L’organisation d’un scrutin présidentiel le 12 décembre prochain en Algérie n’est pas une lubie du régime ou un caprice de l’homme fort de l’armée algérienne, Ahmed Gaid Salah. C’est un processus politique important qui engage la survie même du régime algérien. Explications.
Le haut commandement militaire algérien dirigé par Gaid Salah est convaincu que sans une nouvelle autorité civile au pouvoir, les grandes puissances et la communauté internationale ne tarderont pas à exprimer leur hostilité et leur animosité à cette « institution militaire » qui sera accusée de détourner le pouvoir à son compte. Ce scénario est catastrophique pour le régime militaire algérien qui ne se remet toujours pas des vieux démons de la décennie noire des années 90 où l’Algérie était isolée internationalement et boycottée au point où l’achat d’armes et l’approvisionnement de l’ANP était devenu problématique.

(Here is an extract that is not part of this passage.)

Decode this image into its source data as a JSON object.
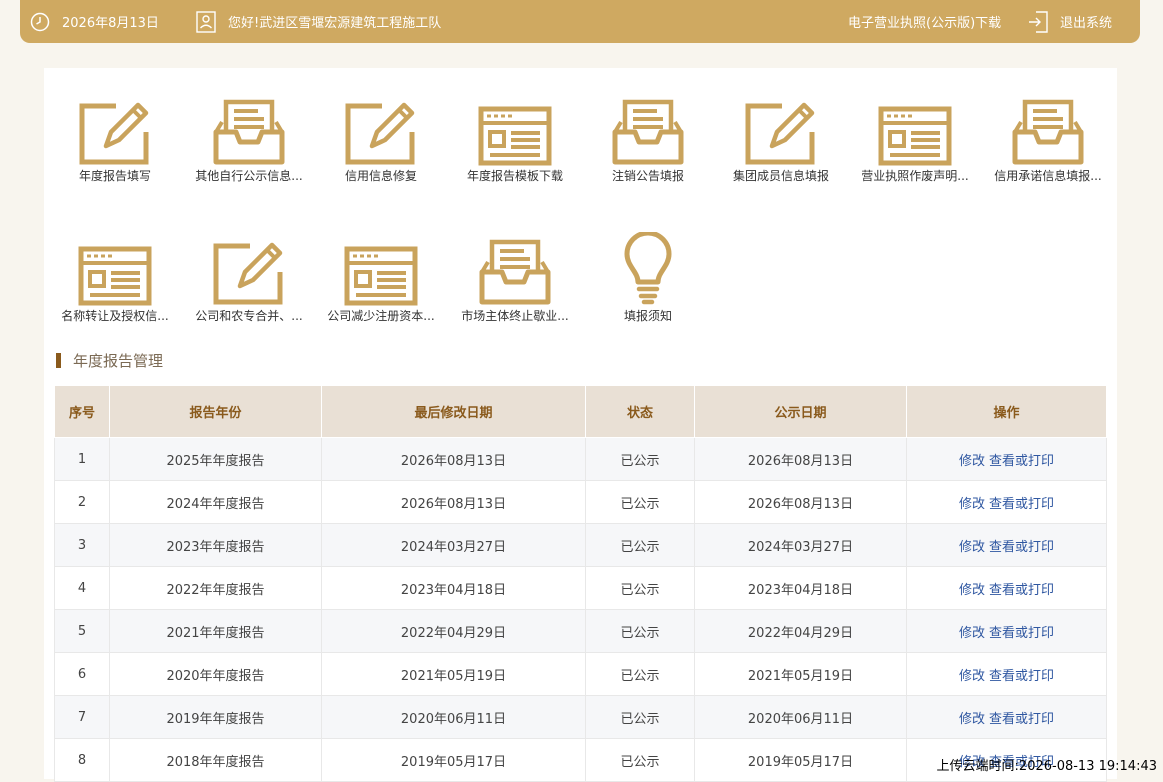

Cet « isolement international » dans un environnement géopolitique hostile, l’armée algérienne veut à tout prix l’éviter. Pour cela, elle doit absolument trouver un nouveau Président derrière lequel elle va se cacher donnant l’impression d’un « retour à la normale » en Algérie.
Ensuite, les actuels partenaires internationaux et partisans de l’institution militaire algérienne, à savoir les Emirats, l’Arabie Saoudite et quelques lobbys puissants au sein des gros états européens ne peuvent continuer à protéger et assurer les arrières de ce régime si une nouvelle autorité civile plus au moins légitime n’est pas mise en place d’ici la fin de l’année 2019 sachant que la légitimité constitutionnelle et politique du président par intérim Bensalah est épuisée depuis la fin du mois de juillet dernier.
Si pour le moment Washington est « attentiste » et observe prudemment la situation, la diplomatie américaine de risque de passer à l’action et de menacer le régime algérien si ce dernier tarde à maitriser la situation allant jusqu’à menacer toute la région de sombrer dans une instabilité qui menace les intérêts américains.
L’agenda du 12 décembre prochain répond aussi à des impératifs internes qui empêchent l’annulation de ce scrutin présidentiel. Epuisé et malade, Abdelkader Bensalah ne peut pas continuer sa mission à la tête de l’Etat et il ne pourra pas dépasser la fin de l’année en raison de son état de santé. Son remplacement cause problème et son maintien au cas de prolongement du statu-quo actuel en Algérie est presque irréalisable. L’élection d’un nouveau Président est donc urgente.
Sur le plan économique et financier, l’institution militaire algérienne n’est pas outillée pour poursuivre la prise en charge de ces dossiers et doit absolument confier ces problématiques à une nouvelle équipe gouvernementale capable d’épargner à l’Algérie de sombrer dans la faillite ce qui menacerait les équilibres mêmes de l’armée algérienne.
Face à tous ces paramètres, l’establishment militaire algérien ne pourra jamais annuler le scrutin présidentiel du 12 décembre prochain car il représentera sa dernière planche de salut. Son seul souci aujourd’hui est de gérer la rue en limitant au grand maximum la casse pour laisser ensuite le futur président dialoguer avec le mouvement populaire, alias le Hirak. Du temps gagné dans l’espoir d’étouffer la colère populaire à force d’usure et de lassitude.